The police of course made it difficult. I missed some of the major dramas but was seriously pissed off at the police helicopter hovering overhead while I was trying to listen to 2 very good speakers on the science of climate change. Despite the efforts of the police to drown everything out I now know how to pronounce Svante Arrhenius (google him) and know what Dr Simon Lewis is doing in South American and African forests to ascertain the net carbon sink/source effect of trees. (Google him too if you want.)

Arthur Scargill was at the camp the day before me so I missed him. However I bumped into a very personable miner who was distributing a four page Special Edition of THE MINER. He was adamant that coal has a future and of course insisted that carbon capture would work soon. The argument is put forcibly in the leaflet.
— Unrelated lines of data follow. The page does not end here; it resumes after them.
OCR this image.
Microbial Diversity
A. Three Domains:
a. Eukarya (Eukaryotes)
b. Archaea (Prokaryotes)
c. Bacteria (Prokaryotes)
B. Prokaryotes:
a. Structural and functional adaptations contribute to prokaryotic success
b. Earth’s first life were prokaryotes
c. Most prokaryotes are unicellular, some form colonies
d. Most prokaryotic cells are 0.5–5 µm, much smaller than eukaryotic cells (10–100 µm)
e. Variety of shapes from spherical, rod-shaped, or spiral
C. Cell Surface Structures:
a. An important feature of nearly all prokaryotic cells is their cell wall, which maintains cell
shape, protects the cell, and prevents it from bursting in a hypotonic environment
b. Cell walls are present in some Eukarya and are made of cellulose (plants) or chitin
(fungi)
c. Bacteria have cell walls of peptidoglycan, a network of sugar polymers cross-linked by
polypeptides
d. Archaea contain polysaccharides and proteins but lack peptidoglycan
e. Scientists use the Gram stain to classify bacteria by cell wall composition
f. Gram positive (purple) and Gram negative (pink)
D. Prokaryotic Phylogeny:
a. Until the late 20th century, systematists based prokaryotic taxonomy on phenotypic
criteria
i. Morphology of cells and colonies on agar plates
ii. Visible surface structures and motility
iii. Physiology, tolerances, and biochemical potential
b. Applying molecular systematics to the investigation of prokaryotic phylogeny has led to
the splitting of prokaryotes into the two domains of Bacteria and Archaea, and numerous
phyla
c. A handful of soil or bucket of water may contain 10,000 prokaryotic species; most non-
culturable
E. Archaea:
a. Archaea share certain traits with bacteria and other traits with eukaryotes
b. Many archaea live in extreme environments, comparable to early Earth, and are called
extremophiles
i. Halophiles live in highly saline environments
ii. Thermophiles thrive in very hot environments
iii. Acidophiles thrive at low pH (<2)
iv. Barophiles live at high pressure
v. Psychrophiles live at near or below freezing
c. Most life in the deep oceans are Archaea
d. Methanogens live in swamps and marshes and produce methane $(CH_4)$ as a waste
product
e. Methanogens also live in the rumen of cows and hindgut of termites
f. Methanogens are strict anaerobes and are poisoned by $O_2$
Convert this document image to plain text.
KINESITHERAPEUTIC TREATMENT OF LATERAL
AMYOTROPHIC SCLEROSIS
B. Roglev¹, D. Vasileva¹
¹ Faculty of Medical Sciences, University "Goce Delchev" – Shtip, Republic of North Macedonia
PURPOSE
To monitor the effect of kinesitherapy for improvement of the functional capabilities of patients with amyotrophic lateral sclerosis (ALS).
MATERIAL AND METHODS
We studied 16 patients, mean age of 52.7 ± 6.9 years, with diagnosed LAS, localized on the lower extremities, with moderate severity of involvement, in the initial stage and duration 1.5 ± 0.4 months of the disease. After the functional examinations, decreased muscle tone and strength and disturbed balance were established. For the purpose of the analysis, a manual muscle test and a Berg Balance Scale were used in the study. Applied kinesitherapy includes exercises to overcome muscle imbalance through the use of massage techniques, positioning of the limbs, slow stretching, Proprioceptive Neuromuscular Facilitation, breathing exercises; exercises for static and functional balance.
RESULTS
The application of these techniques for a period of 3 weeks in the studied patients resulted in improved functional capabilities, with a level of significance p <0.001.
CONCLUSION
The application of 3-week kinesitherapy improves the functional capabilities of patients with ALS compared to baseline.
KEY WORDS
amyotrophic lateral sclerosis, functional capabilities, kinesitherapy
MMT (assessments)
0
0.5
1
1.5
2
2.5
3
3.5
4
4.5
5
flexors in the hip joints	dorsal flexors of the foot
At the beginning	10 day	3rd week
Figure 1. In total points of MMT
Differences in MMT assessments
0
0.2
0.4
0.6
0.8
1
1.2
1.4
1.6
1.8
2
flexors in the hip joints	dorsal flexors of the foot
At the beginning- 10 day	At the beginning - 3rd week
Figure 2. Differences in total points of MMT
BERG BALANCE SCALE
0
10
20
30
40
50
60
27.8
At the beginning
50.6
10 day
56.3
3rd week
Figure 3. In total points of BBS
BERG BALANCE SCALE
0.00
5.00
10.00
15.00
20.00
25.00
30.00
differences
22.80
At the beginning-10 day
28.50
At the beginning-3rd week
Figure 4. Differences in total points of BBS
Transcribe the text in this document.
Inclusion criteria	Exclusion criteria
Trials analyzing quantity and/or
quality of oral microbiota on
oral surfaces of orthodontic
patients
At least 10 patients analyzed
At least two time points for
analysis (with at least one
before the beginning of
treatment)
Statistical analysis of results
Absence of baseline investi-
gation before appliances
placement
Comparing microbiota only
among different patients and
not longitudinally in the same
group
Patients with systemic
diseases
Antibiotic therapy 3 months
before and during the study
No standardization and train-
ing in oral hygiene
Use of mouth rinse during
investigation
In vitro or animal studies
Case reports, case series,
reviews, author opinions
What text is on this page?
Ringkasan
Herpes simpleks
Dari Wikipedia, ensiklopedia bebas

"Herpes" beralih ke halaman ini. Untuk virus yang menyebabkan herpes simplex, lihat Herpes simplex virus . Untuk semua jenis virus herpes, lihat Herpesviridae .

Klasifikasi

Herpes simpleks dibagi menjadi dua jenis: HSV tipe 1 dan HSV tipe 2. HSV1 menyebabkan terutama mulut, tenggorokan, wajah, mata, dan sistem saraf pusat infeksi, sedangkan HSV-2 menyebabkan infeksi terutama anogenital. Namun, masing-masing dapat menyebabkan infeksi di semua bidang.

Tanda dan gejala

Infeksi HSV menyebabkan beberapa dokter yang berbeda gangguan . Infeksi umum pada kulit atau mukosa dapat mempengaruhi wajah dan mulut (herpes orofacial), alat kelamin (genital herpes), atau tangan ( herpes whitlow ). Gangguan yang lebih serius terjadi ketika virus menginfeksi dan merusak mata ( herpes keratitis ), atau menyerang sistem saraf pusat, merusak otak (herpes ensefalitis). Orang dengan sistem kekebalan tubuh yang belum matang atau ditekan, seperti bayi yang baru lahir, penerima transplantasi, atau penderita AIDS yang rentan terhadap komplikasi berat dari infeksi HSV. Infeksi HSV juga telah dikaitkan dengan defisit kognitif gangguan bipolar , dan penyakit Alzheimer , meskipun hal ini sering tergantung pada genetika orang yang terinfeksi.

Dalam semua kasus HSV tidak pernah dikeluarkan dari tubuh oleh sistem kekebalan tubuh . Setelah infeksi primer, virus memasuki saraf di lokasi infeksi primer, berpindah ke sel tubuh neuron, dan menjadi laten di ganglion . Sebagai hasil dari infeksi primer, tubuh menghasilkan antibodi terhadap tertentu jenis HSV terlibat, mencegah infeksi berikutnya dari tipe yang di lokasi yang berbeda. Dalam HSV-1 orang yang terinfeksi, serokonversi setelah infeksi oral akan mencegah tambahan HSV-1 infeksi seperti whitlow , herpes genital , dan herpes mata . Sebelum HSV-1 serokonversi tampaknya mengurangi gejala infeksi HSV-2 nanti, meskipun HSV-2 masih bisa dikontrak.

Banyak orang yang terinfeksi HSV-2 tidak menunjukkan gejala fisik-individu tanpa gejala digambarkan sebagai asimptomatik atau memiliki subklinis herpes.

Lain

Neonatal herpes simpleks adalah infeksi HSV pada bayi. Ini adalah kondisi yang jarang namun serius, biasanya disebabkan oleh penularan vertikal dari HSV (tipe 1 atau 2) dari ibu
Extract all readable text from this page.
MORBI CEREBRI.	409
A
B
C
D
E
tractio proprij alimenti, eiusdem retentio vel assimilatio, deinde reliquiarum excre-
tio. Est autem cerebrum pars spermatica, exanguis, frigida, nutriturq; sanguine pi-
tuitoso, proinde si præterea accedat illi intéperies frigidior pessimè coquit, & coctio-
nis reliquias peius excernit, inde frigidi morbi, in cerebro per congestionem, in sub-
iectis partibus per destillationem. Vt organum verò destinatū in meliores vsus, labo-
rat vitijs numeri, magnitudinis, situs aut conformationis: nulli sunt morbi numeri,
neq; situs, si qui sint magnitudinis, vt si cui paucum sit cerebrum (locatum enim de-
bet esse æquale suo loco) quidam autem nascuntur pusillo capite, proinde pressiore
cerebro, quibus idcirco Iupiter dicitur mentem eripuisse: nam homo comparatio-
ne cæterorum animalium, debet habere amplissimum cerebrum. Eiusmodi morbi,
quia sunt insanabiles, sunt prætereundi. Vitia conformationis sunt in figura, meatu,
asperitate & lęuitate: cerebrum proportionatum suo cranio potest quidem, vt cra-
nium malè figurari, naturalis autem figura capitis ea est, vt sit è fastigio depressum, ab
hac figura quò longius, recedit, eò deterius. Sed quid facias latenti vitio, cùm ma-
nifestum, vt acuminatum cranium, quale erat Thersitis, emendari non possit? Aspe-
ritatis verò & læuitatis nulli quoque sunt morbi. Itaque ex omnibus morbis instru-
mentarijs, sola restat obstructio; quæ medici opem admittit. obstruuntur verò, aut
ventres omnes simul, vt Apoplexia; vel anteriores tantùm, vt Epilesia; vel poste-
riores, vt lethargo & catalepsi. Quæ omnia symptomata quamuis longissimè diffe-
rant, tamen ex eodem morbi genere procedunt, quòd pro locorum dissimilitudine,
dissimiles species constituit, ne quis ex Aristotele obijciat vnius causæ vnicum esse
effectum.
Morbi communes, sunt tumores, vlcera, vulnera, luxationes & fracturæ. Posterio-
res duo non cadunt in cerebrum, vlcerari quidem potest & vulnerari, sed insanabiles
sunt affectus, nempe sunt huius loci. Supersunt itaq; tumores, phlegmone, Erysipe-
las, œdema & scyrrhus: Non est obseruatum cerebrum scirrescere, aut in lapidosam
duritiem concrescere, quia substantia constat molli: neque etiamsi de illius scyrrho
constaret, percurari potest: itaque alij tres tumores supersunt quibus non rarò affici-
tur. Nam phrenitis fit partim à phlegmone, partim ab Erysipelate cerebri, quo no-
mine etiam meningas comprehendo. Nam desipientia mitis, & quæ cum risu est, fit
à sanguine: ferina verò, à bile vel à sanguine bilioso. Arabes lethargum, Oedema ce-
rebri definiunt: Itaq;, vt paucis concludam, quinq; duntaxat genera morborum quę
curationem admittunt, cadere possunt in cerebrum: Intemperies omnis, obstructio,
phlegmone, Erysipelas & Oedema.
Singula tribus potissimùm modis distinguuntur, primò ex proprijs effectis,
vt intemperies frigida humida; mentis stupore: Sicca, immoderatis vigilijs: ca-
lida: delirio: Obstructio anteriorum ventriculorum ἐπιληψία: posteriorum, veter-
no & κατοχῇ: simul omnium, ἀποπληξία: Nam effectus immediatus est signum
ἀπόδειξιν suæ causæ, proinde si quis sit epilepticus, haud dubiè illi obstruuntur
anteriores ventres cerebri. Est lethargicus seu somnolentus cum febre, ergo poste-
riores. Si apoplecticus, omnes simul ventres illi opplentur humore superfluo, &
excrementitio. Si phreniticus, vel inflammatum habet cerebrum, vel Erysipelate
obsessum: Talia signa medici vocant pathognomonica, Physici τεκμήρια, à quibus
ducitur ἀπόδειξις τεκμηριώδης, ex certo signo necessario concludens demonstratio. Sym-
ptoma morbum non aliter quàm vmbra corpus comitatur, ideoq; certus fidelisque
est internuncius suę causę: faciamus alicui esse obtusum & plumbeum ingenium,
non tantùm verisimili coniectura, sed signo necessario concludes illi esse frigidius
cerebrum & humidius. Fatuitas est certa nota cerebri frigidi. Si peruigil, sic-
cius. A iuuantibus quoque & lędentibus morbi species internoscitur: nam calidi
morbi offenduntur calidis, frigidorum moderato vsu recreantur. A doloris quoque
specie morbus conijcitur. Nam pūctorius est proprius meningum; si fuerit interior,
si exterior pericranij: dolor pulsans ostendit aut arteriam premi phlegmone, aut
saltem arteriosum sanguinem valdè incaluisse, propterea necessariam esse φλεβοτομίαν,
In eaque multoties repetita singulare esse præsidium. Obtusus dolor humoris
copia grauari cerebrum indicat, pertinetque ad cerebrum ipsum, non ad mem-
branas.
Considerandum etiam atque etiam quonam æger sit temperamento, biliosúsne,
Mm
Climate Camp is compared to Thatcher and accused of lacking “politics”. Here we see a major fault line between green and red.

The NUM is arguing that jobs and whole communities are at stake if “clean coal” is not part of the mix to “ … keep the lights on … [and] … save the planet.” While I think the NUM are wrong I’m not at all convinced the green movement, and that includes the Green Party, have paid enough attention to the transition from a carbon profligate world to a carbon constrained world and the consequences for jobs and livelihoods. The TUC have recently published this - “A Green and Fair Future: For a Just Transition to a Low Carbon Economy" which addresses “employment churn”. I think we should read and discuss!!

On reflection I wonder if the Climate Camp and the whole range of police actions mirror each other in some ways. At one level you have day tippers like me who are no threat to anyone chatting with ordinary coppers. Elsewhere in the “organisations” you have protesters who are intent on gaining access to the power station and shutting it down and senior police officers deploying their 1,500 officers to harass and intimidate the protesters. Climate camp does, in some respects, point the way to the future and the police are clearly acting on behalf of the state to protect vested interests. The drama, threats and police overreaction did of course lead to quite a lot of media coverage, some of it sympathetic.

Oh well - I lost my climate camp virginity, no one (I hope) got seriously hurt and Monbiot spars with Scargill (today’s Gdn). And the government continues on its merry way.